Having spoken to a few people in the know, it is likely to be a while before scale-out is likely to go main stream, due to the complexities of table splitting which is going to be very customer specific. The question is will SAP invest in the technology to automate table splitting in SoH. S/4 I could see them investing as that their future.
System restart time, is obviously mainly dependent of your storage speed. The requirements for IOPS is actually very low for HANA with most white papers specifying 1200 IOPS as the requirement.
So depending on block size (between 4k and 64MB) you will get between 4MB/s and 75GB/s throughput. If restart time is of real concern I'd stick the persistence layer on SSD.
As somebody who used to have to ensure SLAs were met, time to availability was key, rather than performance, but that is another argument altogether. We were measured on downtime!
Data compression is part of the next blog.
This is an awesome article that describe real world operations and the impact of HANA sizing on those activities.
I would suggest the author to make a reference to the correct sizing tools and approaches in order to make everybody aware.
Also, I would edit some part according to what Lars pointed out.
regarding QA/test/sandbox environments with no intensive utilisation, I think sizing rules have to be more relaxed.

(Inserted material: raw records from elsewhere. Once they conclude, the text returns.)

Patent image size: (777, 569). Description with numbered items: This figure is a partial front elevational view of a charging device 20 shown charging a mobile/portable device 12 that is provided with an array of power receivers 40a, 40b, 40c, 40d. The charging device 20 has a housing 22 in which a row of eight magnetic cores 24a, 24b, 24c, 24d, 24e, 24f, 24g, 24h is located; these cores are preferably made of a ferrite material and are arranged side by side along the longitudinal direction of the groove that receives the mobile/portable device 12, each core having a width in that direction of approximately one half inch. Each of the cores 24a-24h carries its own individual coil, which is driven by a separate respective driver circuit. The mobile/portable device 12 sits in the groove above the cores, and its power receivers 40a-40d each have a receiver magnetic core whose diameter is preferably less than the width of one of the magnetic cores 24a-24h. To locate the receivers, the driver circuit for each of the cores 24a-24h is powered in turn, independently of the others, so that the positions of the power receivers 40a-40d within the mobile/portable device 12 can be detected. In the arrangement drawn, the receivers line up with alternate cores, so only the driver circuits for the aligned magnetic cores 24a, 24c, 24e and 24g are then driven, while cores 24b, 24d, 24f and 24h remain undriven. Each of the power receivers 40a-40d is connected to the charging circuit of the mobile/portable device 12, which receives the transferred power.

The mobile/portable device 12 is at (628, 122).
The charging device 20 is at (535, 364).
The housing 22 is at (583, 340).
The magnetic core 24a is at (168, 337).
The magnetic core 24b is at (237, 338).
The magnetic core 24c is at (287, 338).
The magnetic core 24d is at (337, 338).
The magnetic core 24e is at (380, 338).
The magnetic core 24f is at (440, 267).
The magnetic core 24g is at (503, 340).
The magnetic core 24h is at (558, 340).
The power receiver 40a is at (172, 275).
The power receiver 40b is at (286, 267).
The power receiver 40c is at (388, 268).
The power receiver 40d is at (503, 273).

Since hana memory (column stores) is filled progressively and not all the data are loaded at the startup, the occurrence of having the entire "production like sized" memory full in a no productive environment in my opinion is rare. If you consider also that /SDF/HDB_SIZING calculates also a work space with the same data size, the probability is even less.
I would like to receive your comments
At least there is some relaxation regarding the storage and use of E5 processors when it comes to non prod.
Hopefully SAP will support PCIe based flash storage in the near future, i.e. flash disk addressed as memory. Once that happens the operating system can then manage what memory blocks are in use and which ones are not. Kind of like a swap file but not using disk based swap.